Code from some models used in First Place's solution of Kaggle Data Science Challenge for EEF for ITA/Unifesp SJC students.
Kaggle Competition Link: https://www.kaggle.com/c/data-science-challenge-at-eef-2019/leaderboard
The code here is related to models I developed (before and after join "Los Bertones" team). Here you will encounter the following models:
The main repository of Los Bertones' team is: https://github.com/brunoklaus/EEF_2019
There is two main models: One is a stacking model using a diversity of 18 models. The other is a single network that uses all kinds of data to train a predictor.
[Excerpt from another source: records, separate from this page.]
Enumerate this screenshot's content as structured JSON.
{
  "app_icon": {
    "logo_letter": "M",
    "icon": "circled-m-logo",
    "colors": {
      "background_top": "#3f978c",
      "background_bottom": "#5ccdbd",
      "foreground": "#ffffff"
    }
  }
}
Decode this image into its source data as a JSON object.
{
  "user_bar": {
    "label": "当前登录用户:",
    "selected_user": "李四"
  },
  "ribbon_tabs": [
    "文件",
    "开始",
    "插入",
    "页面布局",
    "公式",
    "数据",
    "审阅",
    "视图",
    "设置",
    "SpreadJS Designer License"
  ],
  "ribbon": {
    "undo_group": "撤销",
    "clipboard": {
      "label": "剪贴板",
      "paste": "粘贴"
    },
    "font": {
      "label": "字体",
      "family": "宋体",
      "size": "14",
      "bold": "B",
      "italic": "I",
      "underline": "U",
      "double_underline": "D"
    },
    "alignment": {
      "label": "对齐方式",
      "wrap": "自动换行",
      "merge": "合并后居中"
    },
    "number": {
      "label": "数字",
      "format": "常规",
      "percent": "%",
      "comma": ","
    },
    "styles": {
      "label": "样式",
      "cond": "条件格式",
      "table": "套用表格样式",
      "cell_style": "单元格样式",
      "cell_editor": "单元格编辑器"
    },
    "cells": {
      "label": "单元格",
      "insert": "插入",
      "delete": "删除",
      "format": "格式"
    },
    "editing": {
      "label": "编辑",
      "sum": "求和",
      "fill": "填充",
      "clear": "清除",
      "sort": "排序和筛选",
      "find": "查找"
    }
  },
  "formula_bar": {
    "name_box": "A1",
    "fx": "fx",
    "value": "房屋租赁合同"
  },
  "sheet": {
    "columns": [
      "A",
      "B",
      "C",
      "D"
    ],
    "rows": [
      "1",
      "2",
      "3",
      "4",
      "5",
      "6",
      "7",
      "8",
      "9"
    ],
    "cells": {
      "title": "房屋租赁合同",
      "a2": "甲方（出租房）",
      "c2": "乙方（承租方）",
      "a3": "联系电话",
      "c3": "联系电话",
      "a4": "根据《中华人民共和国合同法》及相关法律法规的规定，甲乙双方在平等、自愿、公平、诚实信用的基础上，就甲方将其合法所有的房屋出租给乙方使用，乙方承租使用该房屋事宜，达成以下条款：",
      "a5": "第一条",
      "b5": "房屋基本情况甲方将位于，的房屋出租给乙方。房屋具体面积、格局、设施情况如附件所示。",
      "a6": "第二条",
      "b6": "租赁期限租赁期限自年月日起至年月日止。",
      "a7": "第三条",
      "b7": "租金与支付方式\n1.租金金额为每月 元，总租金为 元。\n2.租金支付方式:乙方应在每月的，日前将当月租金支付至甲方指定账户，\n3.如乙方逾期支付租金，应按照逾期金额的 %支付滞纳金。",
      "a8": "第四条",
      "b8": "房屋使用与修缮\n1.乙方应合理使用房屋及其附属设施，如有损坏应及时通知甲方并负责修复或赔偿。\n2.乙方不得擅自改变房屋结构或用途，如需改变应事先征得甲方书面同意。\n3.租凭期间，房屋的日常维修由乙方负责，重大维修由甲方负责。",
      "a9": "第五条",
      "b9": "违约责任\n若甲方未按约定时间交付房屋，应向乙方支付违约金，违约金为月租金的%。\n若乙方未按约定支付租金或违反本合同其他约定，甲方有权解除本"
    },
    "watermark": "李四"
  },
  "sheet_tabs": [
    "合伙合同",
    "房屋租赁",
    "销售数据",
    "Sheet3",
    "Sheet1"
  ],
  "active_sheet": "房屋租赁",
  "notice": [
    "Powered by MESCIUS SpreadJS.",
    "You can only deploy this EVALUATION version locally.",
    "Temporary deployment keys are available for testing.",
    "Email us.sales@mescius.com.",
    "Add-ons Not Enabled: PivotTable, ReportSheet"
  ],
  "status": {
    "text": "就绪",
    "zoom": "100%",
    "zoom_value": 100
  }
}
- baseline.py -- Baseline with just tabular data final_model.py
- image_house_pred.py - Predictor using features extracted from images using NASNetMobile
- embedding_nlp_glove_300.py - GloVe Word Embeddings using description text data (length of 300)
- embedding_nlp_glove.py - Same as above, length = 500
- embeddings_nlp_fast_text.py - FastText Word Embeddings using description text data (length of 300)
- lstm_house_pred.py - Trainable embeddings, length of 500
- embeddings_source_300.py - Trainable embeddings, length of 300
- embeddings_source_attention_capsule.py - Trainable embeddings + Attention + Capsule Layer
- embeddings_source_attention_cnn.py - Trainable embeddings + Attention + CNN Layer
- tfidvectorizer_nlp.py - Using TF IDF features from description in a MLP network
- wang2vec_attention_capsule.py - Wang2Vec Word Embeddings + Attention + Capsule
- final_model.py -- Stacking model using 18 models previously trained
- final_model_merged.py -- Another model that shares embedding layer between all text data, uses image features and tabular data in a single network.
OBS: The other models with same nomenclature + title refers to the same network used by title text.